Excerpt from Chapter 6 (“Catastrophe and Hope: Art and Better Politics”)

Excerpt from Chapter 6 (“Catastrophe and Hope: Art and Better Politics”)

Another contemporary example besides Pramoedya of the power of art to transcend tragedy is Czeslaw Milosz, the Nobel-Prize-winning Polish poet whom Joseph Brodsky called “one of the greatest poets of our time, perhaps the greatest.” Milosz wrote some of his most stirring poems from what he later called the Anus mundi of occupied wartime Poland, while the city of Warsaw was being systematically demolished by the Germans.

Shortly after Milosz defected from his diplomatic post in the post-war Polish dictatorship, he wrote a short rhetorical attack against oppressors

You who wronged a simple man
Bursting into laughter at the crime…

Do not feel safe. The poet remembers.
You can kill one, but another is born.
The words are written down, the deed, the date.

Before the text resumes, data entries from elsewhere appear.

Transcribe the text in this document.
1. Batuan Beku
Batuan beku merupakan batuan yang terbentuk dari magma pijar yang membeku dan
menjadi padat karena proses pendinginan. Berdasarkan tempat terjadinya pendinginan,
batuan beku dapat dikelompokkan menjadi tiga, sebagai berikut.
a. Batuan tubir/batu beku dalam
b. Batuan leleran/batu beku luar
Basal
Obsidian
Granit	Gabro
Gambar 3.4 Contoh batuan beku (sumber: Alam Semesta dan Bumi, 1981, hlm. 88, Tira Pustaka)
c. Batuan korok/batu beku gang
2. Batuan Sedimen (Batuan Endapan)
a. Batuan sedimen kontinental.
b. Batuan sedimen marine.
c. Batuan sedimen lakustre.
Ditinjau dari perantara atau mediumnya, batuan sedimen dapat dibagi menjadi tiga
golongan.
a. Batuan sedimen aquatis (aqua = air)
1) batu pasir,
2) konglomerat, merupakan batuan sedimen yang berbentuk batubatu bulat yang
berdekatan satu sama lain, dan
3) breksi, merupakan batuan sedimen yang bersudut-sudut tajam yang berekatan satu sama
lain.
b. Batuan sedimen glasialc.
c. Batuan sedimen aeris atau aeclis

And you’d have done better with a winter dawn,
A rope, and a branch bowed beneath your weight.

Milosz wrote this from abroad where his native Polish was not spoken, while his works back in Poland were banned. Later, from America, he wrote how he had once believed his writing

would also be a messenger
between me and some good people,
even if they were few, twenty, ten
or not born, as yet.

Now I confess my doubt.
There are moments when it seems to me I have squandered my life.

He was unaware that his writings were keeping alive a spirit of resistance in Poland, so much so that when the Solidarity movement won in 1980 the right to erect a monument to shipyard workers killed a decade earlier, three Polish leaders were depicted: Lech Walęsa, Pope John Paul II, and Milosz. Above them was the triplet from Milosz’s poem “You Who Wronged”:

Do not feel safe. The poet remembers.
You can kill one, but another is born.
The words are written down, the deed, the date.

The monument, like the words on it, became part of a process in which Solidarity, in a non-violent revolution, eventually overthrew a government that did not represent the prevailable will of the people, by remembering its crimes.